Reses di Kasimbar, Sayutin Budianto Diserbu Aspirasi: Jalan Rusak hingga Air Bersih

Wakil Ketua I DPRD Parigi Moutong, Sayutin Budianto, kebanjiran aspirasi saat menggelar reses di Kecamatan Kasimbar. (Foto : Humas DPRD)

LOCUSNEWS, PARIMO – Wakil Ketua I DPRD Parigi Moutong (Parimo), Sayutin Budianto, kebanjiran aspirasi saat menggelar reses di Kecamatan Kasimbar. Warga menyoroti beragam persoalan, mulai dari jalan rusak, krisis air bersih, hingga fasilitas pendidikan dan kesehatan.

Kegiatan reses dan temu konstituen itu berlangsung di Aula Kantor Desa Donggulu, Jumat (24/4/2026) malam. Sejumlah kepala desa, tokoh masyarakat, hingga aparat setempat turut hadir dalam dialog tersebut.

Dalam pertemuan itu, warga menyampaikan kebutuhan mendesak terkait infrastruktur dasar. Salah satunya kondisi jalan di Desa Pinotu yang dinilai membutuhkan pengaspalan dan rabat beton.

Tak hanya itu, persoalan air bersih juga mencuat akibat menurunnya debit air di sejumlah wilayah. Warga juga mengeluhkan jaringan listrik yang belum stabil di beberapa desa.

Di sektor pendidikan dan kesehatan, masyarakat meminta adanya rehabilitasi gedung sekolah serta Puskesmas Pembantu (Pustu). Selain itu, dukungan untuk madrasah swasta hingga fasilitas belajar juga ikut disuarakan.

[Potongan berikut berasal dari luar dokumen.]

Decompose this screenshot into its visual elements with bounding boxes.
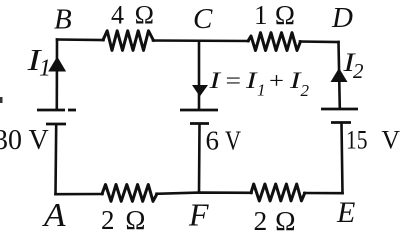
svg-text:2 Ω: 2 Ω [101, 205, 146, 232]
svg-text:2 Ω: 2 Ω [254, 205, 296, 232]
svg-text:2: 2 [353, 59, 364, 83]
resistor R4 2-ohm zigzag (right) [251, 184, 305, 201]
svg-text:C: C [193, 3, 213, 35]
scan speck on left edge [0, 97, 3, 103]
current arrow I1 (up) [48, 57, 66, 72]
svg-text:F: F [188, 196, 209, 232]
wire middle vertical C down to battery V2 [198, 41, 201, 109]
svg-text:B: B [54, 4, 72, 36]
svg-text:V: V [382, 125, 401, 154]
current arrow I total (down) [192, 85, 208, 97]
svg-text:30 V: 30 V [0, 125, 49, 156]
wire right vertical battery V3 down to E [342, 124, 343, 194]
battery V2 6V long plate [180, 109, 218, 112]
battery V1 30V long plate [37, 109, 76, 112]
svg-text:1: 1 [39, 56, 51, 82]
battery V2 6V short plate [190, 122, 209, 125]
wire middle vertical battery V2 down to F [198, 125, 201, 193]
battery V3 15V short plate [331, 121, 351, 124]
svg-text:4 Ω: 4 Ω [111, 1, 154, 30]
wire 2-ohm R4 to E corner [304, 192, 342, 195]
svg-text:+: + [269, 68, 284, 94]
resistor R3 2-ohm zigzag (left) [102, 185, 157, 202]
wire bottom rail A corner to 2-ohm R3 [56, 193, 103, 196]
svg-text:I: I [208, 68, 221, 94]
resistor R1 4-ohm zigzag [103, 31, 154, 51]
svg-text:D: D [331, 2, 353, 34]
wire top rail B corner to 4-ohm [57, 38, 104, 41]
current arrow I2 (up) [331, 68, 348, 82]
svg-text:2: 2 [301, 81, 310, 100]
svg-text:E: E [336, 196, 355, 229]
wire 2-ohm R3 via node F to 2-ohm R4 [157, 193, 252, 194]
wire 4-ohm to node C to 1-ohm [153, 39, 249, 42]
svg-text:V: V [225, 125, 241, 155]
svg-text:1 Ω: 1 Ω [254, 0, 295, 30]
wire left vertical B down to battery V1 [55, 40, 58, 110]
svg-text:=: = [226, 68, 242, 94]
wire right vertical D down to battery V3 [339, 42, 340, 109]
battery V3 15V long plate [321, 108, 358, 111]
wire left vertical battery V1 down to A corner [54, 125, 57, 194]
wire 1-ohm to node D corner [300, 40, 339, 43]
battery V1 30V short plate [46, 123, 66, 126]
svg-text:A: A [42, 197, 66, 232]
svg-text:6: 6 [206, 125, 220, 155]
svg-text:15: 15 [346, 125, 368, 154]
svg-text:1: 1 [257, 81, 266, 100]
resistor R2 1-ohm zigzag [248, 33, 301, 51]
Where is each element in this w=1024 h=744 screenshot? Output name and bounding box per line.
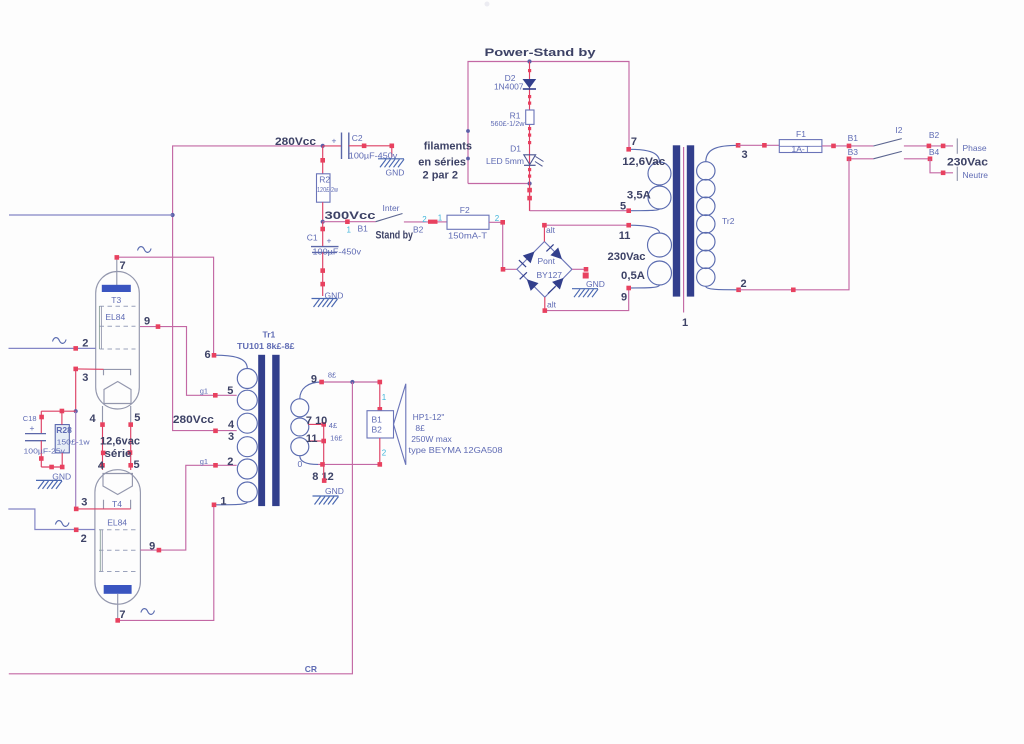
svg-text:type BEYMA 12GA508: type BEYMA 12GA508 [409, 445, 503, 455]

Menanggapi hal tersebut, Sayutin menegaskan akan mengawal seluruh aspirasi agar masuk dalam prioritas pembangunan daerah.

“Semua aspirasi sudah kami catat, mulai dari infrastruktur, ketahanan pangan, hingga persoalan sosial. Ini akan kami kawal agar tepat sasaran,” ujarnya.

Selain menyerap aspirasi, Sayutin juga memaparkan sejumlah program pemerintah yang tengah berjalan. Di antaranya program layanan kesehatan gratis “Berani Sehat” dan sektor pendidikan melalui “Berani Cerdas”.

Di bidang ekonomi, ia mendorong penguatan ketahanan pangan melalui bantuan bibit durian unggul, cokelat, hingga dukungan pupuk subsidi dan alat mesin pertanian (alsintan). Sementara di wilayah pesisir, program pemberdayaan nelayan juga menjadi fokus agar hasil laut memiliki nilai tambah.

Tak ketinggalan, isu sosial seperti penanganan narkoba turut menjadi perhatian. Warga berharap adanya sinergi antara aparat dan hukum adat untuk menekan peredaran narkotika.

Sayutin menyebut sejumlah usulan masyarakat sudah masuk dalam Sistem Informasi Pemerintahan Daerah (SIPD) dan akan diselaraskan dengan rencana kerja pemerintah daerah.

“Ini jadi prioritas kami untuk dikawal, baik di tingkat kabupaten, provinsi, hingga nasional,” tegasnya.